FAR 36.206—Liquidated damages.
Plain-English Summary
FAR 36.206 is a short but important cross-reference rule for construction contracting. It tells the contracting officer to evaluate whether liquidated damages should be included in a construction contract, and it requires that evaluation to be done under FAR 11.502 and any applicable agency regulations. In practice, this means the contracting officer cannot treat liquidated damages as automatic or boilerplate; the decision must be based on a proper assessment of whether the Government is likely to suffer damages from late completion and whether those damages can be reasonably estimated in advance. The section matters because liquidated damages clauses are used to protect the Government when delay will cause measurable harm, but they can also create disputes if they are inserted without a sound basis or set at an unsupported rate. This provision therefore connects construction contract planning, schedule risk, delay consequences, and agency-specific policy into one required pre-award decision point.
Key Rules
Evaluate need for liquidated damages
The contracting officer must decide whether liquidated damages are appropriate for the construction contract. This is an affirmative evaluation requirement, not a default assumption that every construction contract should include such a clause.
Apply FAR 11.502
The evaluation must be made in accordance with FAR 11.502, which governs when liquidated damages are appropriate and how they should be structured. That means the contracting officer must use the FAR’s standards for determining whether actual damages would be difficult to prove and whether a reasonable estimate can be made in advance.
Follow agency regulations
Agency-specific regulations also control the analysis. If an agency has additional procedures, thresholds, or documentation requirements for liquidated damages, the contracting officer must follow them along with the FAR.
Construction contract context
This requirement applies specifically to construction contracts.
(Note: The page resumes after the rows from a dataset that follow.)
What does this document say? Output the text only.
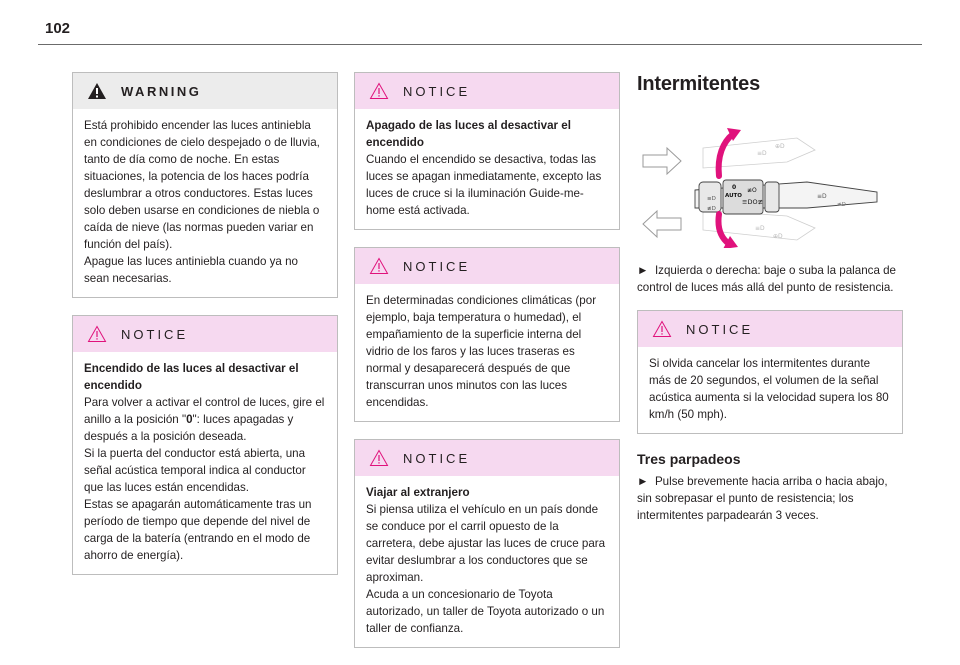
102
WARNING

Está prohibido encender las luces antiniebla en condiciones de cielo despejado o de lluvia, tanto de día como de noche. En estas situaciones, la potencia de los haces podría deslumbrar a otros conductores. Estas luces solo deben usarse en condiciones de niebla o caída de nieve (las normas pueden variar en función del país).

Apague las luces antiniebla cuando ya no sean necesarias.

NOTICE

Encendido de las luces al desactivar el encendido

Para volver a activar el control de luces, gire el anillo a la posición "0": luces apagadas y después a la posición deseada.

Si la puerta del conductor está abierta, una señal acústica temporal indica al conductor que las luces están encendidas.

Estas se apagarán automáticamente tras un período de tiempo que depende del nivel de carga de la batería (entrando en el modo de ahorro de energía).

NOTICE

Apagado de las luces al desactivar el encendido

Cuando el encendido se desactiva, todas las luces se apagan inmediatamente, excepto las luces de cruce si la iluminación Guide-me-home está activada.

NOTICE

En determinadas condiciones climáticas (por ejemplo, baja temperatura o humedad), el empañamiento de la superficie interna del vidrio de los faros y las luces traseras es normal y desaparecerá después de que transcurran unos minutos con las luces encendidas.

NOTICE

Viajar al extranjero

Si piensa utiliza el vehículo en un país donde se conduce por el carril opuesto de la carretera, debe ajustar las luces de cruce para evitar deslumbrar a los conductores que se aproximan.

Acuda a un concesionario de Toyota autorizado, un taller de Toyota autorizado o un taller de confianza.

Intermitentes
≡D
⊕D
≡D
⊕D
AUTO
0
≡DO≢
≢O
≡D
≡D
≢D
≢D

► Izquierda o derecha: baje o suba la palanca de control de luces más allá del punto de resistencia.

NOTICE

Si olvida cancelar los intermitentes durante más de 20 segundos, el volumen de la señal acústica aumenta si la velocidad supera los 80 km/h (50 mph).

Tres parpadeos

► Pulse brevemente hacia arriba o hacia abajo, sin sobrepasar el punto de resistencia; los intermitentes parpadearán 3 veces.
The rule is aimed at delay risk in construction performance, where late completion can affect occupancy, operations, financing, or other project-dependent outcomes.
Responsibilities
Contracting Officer
Evaluate whether liquidated damages are needed for the construction contract, using FAR 11.502 and any applicable agency regulations. The contracting officer must make a reasoned, supportable decision before including or omitting a liquidated damages clause.
Agency
Provide and enforce any supplemental regulations or internal procedures governing liquidated damages in construction contracts. The agency must ensure its policies are consistent with the FAR and give contracting officers the guidance needed to make proper determinations.
Contractor
Review the solicitation and contract terms to understand whether liquidated damages apply and what rate or trigger is proposed. If the contractor believes the clause is unsupported or unreasonable, it should raise the issue during the solicitation or negotiation stage.
Practical Implications
Liquidated damages should be analyzed early, ideally during acquisition planning, because the decision affects solicitation drafting, pricing, and schedule risk allocation.
A common mistake is treating liquidated damages as a standard clause to insert in every construction contract without documenting why they are needed and how the rate was derived.
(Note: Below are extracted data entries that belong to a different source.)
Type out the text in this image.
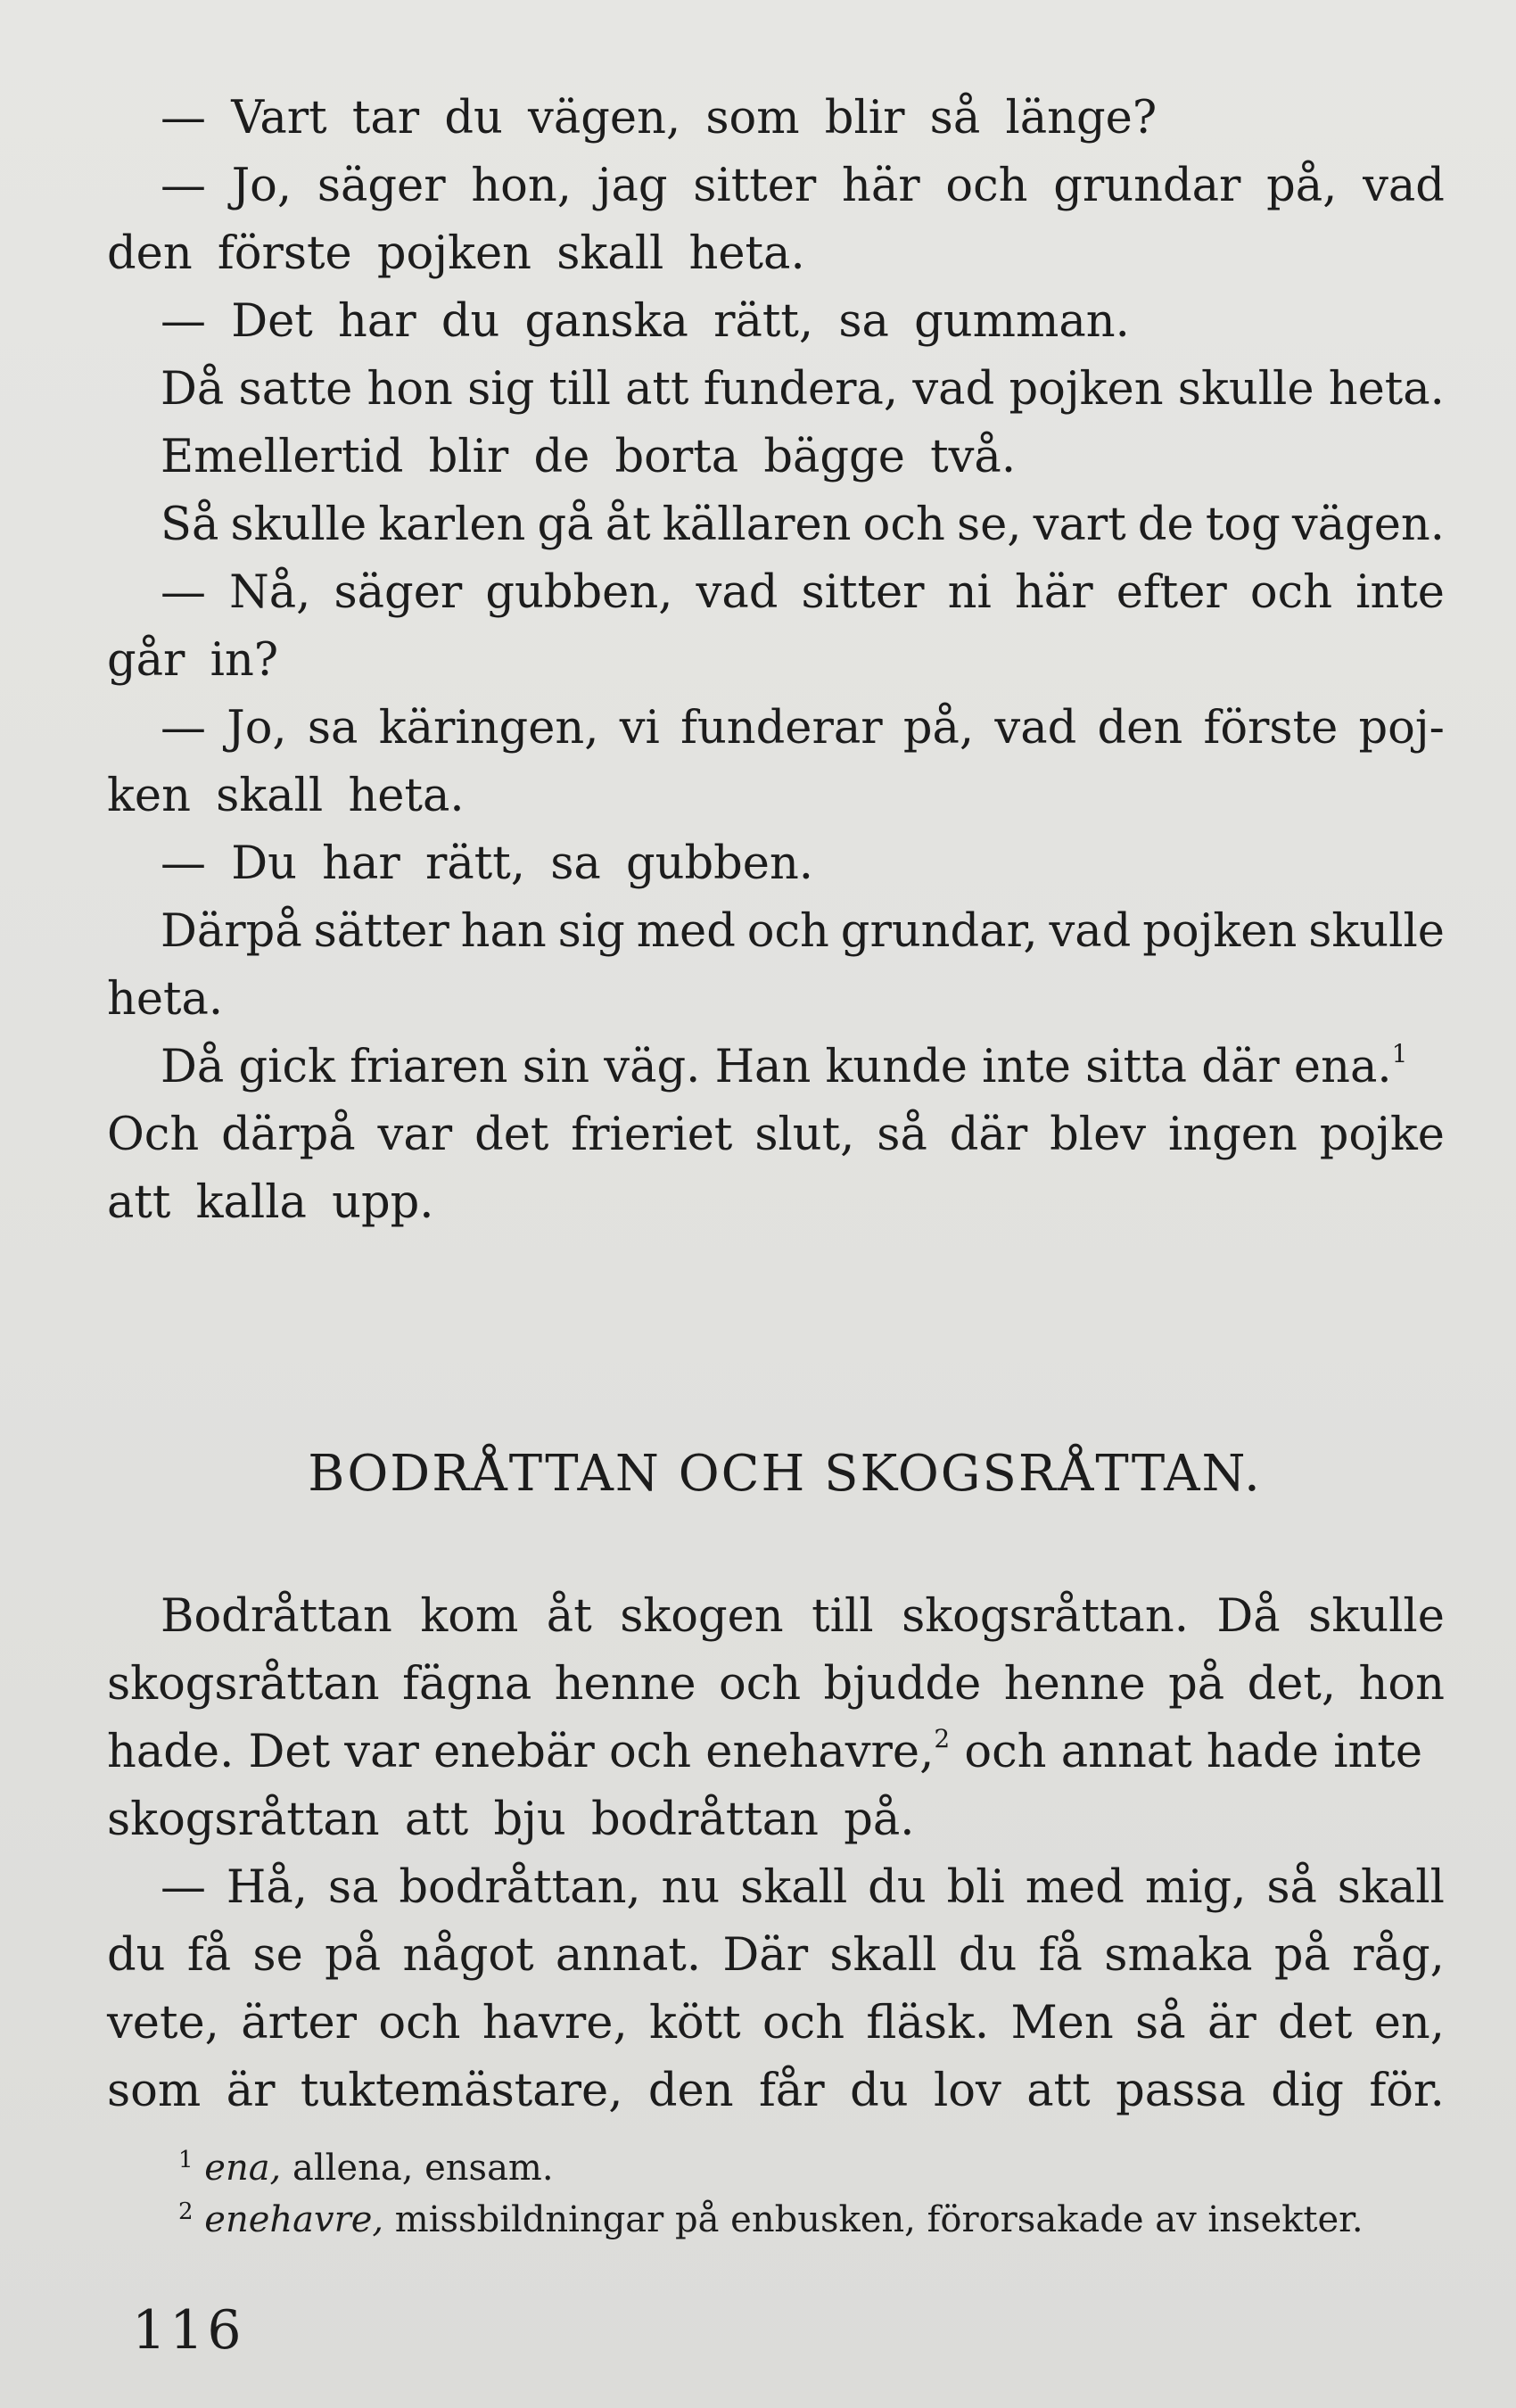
— Vart tar du vägen, som blir så länge?
— Jo, säger hon, jag sitter här och grundar på, vad
den förste pojken skall heta.
— Det har du ganska rätt, sa gumman.
Då satte hon sig till att fundera, vad pojken skulle heta.
Emellertid blir de borta bägge två.
Så skulle karlen gå åt källaren och se, vart de tog vägen.
— Nå, säger gubben, vad sitter ni här efter och inte
går in?
— Jo, sa käringen, vi funderar på, vad den förste poj-
ken skall heta.
— Du har rätt, sa gubben.
Därpå sätter han sig med och grundar, vad pojken skulle
heta.
Då gick friaren sin väg. Han kunde inte sitta där ena.$^1$
Och därpå var det frieriet slut, så där blev ingen pojke
att kalla upp.
BODRÅTTAN OCH SKOGSRÅTTAN.
Bodråttan kom åt skogen till skogsråttan. Då skulle
skogsråttan fägna henne och bjudde henne på det, hon
hade. Det var enebär och enehavre,$^2$ och annat hade inte
skogsråttan att bju bodråttan på.
— Hå, sa bodråttan, nu skall du bli med mig, så skall
du få se på något annat. Där skall du få smaka på råg,
vete, ärter och havre, kött och fläsk. Men så är det en,
som är tuktemästare, den får du lov att passa dig för.
$^1$ ena, allena, ensam.
$^2$ enehavre, missbildningar på enbusken, förorsakade av insekter.
116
Contracting officers should make sure the proposed liquidated damages amount is tied to a reasonable estimate of anticipated harm from delay, not used as a penalty.
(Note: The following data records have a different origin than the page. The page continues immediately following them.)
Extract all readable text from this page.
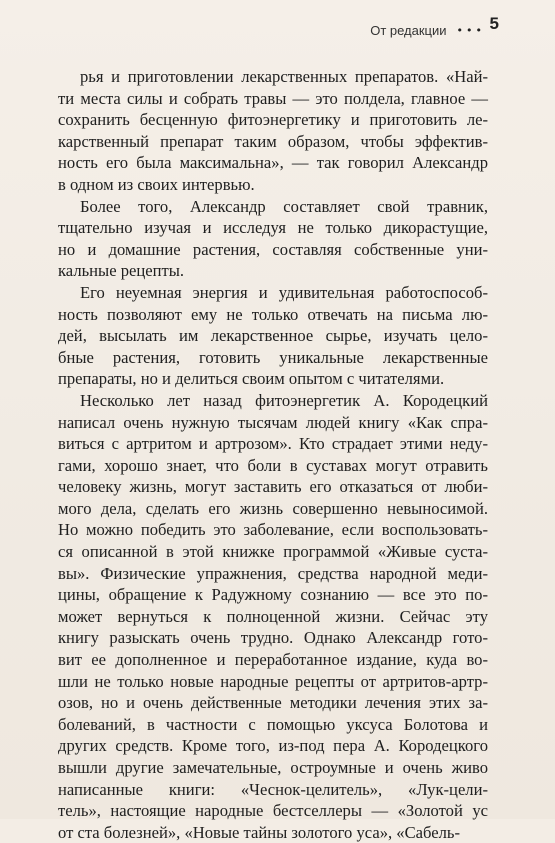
От редакции ••• 5
рья и приготовлении лекарственных препаратов. «Най-
ти места силы и собрать травы — это полдела, главное —
сохранить бесценную фитоэнергетику и приготовить ле-
карственный препарат таким образом, чтобы эффектив-
ность его была максимальна», — так говорил Александр
в одном из своих интервью.
Более того, Александр составляет свой травник,
тщательно изучая и исследуя не только дикорастущие,
но и домашние растения, составляя собственные уни-
кальные рецепты.
Его неуемная энергия и удивительная работоспособ-
ность позволяют ему не только отвечать на письма лю-
дей, высылать им лекарственное сырье, изучать цело-
бные растения, готовить уникальные лекарственные
препараты, но и делиться своим опытом с читателями.
Несколько лет назад фитоэнергетик А. Кородецкий
написал очень нужную тысячам людей книгу «Как спра-
виться с артритом и артрозом». Кто страдает этими неду-
гами, хорошо знает, что боли в суставах могут отравить
человеку жизнь, могут заставить его отказаться от люби-
мого дела, сделать его жизнь совершенно невыносимой.
Но можно победить это заболевание, если воспользовать-
ся описанной в этой книжке программой «Живые суста-
вы». Физические упражнения, средства народной меди-
цины, обращение к Радужному сознанию — все это по-
может вернуться к полноценной жизни. Сейчас эту
книгу разыскать очень трудно. Однако Александр гото-
вит ее дополненное и переработанное издание, куда во-
шли не только новые народные рецепты от артритов-артр-
озов, но и очень действенные методики лечения этих за-
болеваний, в частности с помощью уксуса Болотова и
других средств. Кроме того, из-под пера А. Кородецкого
вышли другие замечательные, остроумные и очень живо
написанные книги: «Чеснок-целитель», «Лук-цели-
тель», настоящие народные бестселлеры — «Золотой ус
от ста болезней», «Новые тайны золотого уса», «Сабель-
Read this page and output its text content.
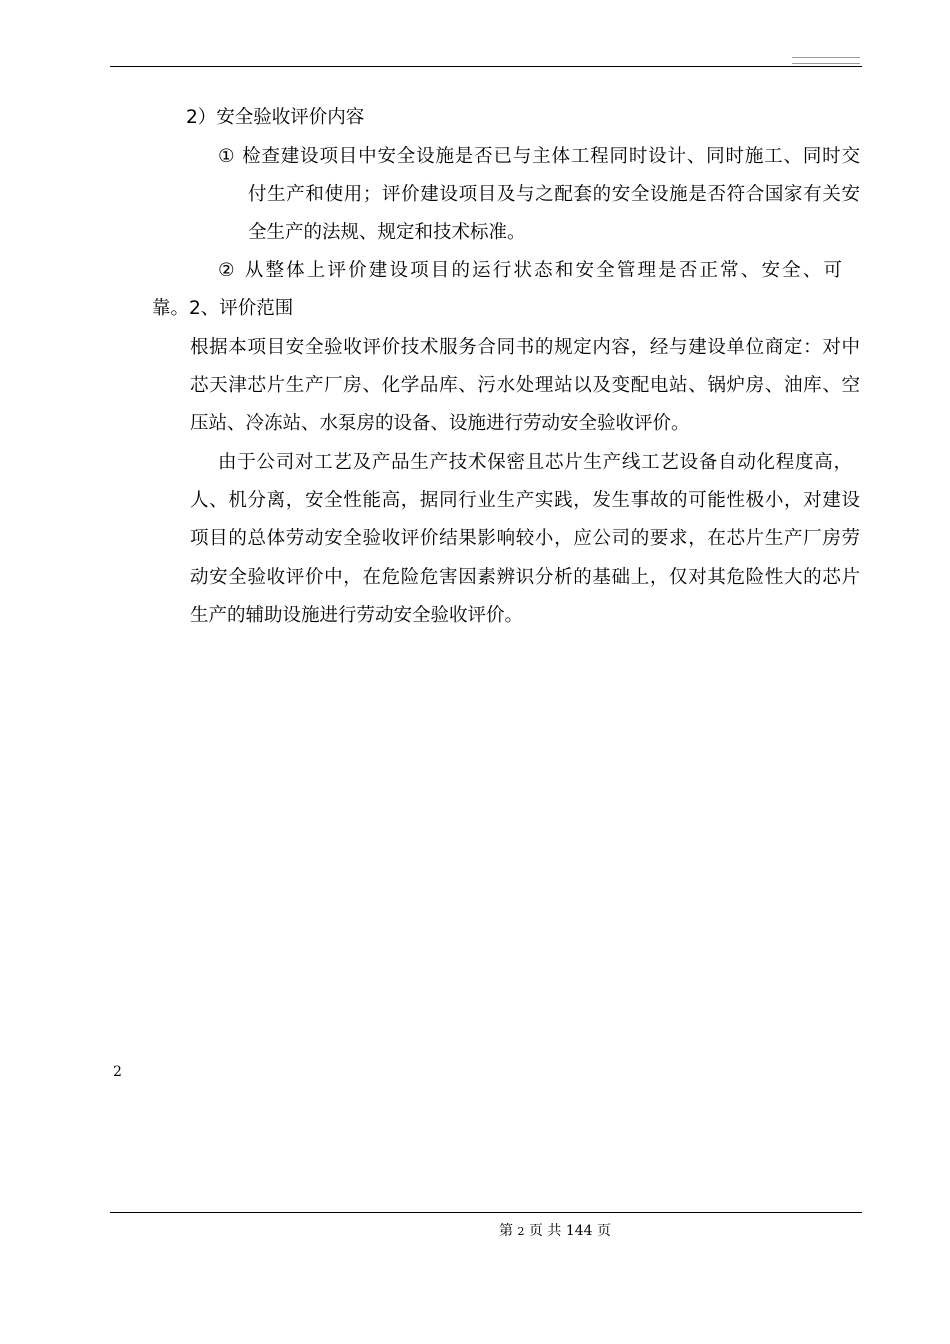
2）安全验收评价内容
① 检查建设项目中安全设施是否已与主体工程同时设计、同时施工、同时交
付生产和使用；评价建设项目及与之配套的安全设施是否符合国家有关安
全生产的法规、规定和技术标准。
② 从整体上评价建设项目的运行状态和安全管理是否正常、安全、可
靠。2、评价范围
根据本项目安全验收评价技术服务合同书的规定内容，经与建设单位商定：对中
芯天津芯片生产厂房、化学品库、污水处理站以及变配电站、锅炉房、油库、空
压站、冷冻站、水泵房的设备、设施进行劳动安全验收评价。
由于公司对工艺及产品生产技术保密且芯片生产线工艺设备自动化程度高，
人、机分离，安全性能高，据同行业生产实践，发生事故的可能性极小，对建设
项目的总体劳动安全验收评价结果影响较小，应公司的要求，在芯片生产厂房劳
动安全验收评价中，在危险危害因素辨识分析的基础上，仅对其危险性大的芯片
生产的辅助设施进行劳动安全验收评价。
2
第 2 页 共 144 页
Contractors should pay close attention to the clause because it can materially affect their exposure if completion is late, even when the Government cannot prove its actual damages.
Agency supplements can add important procedural steps, so both contracting officers and contractors should check for agency-specific requirements rather than relying on the FAR text alone.
Official Regulatory Text
The contracting officer must evaluate the need for liquidated damages in a construction contract in accordance with 11.502 and agency regulations.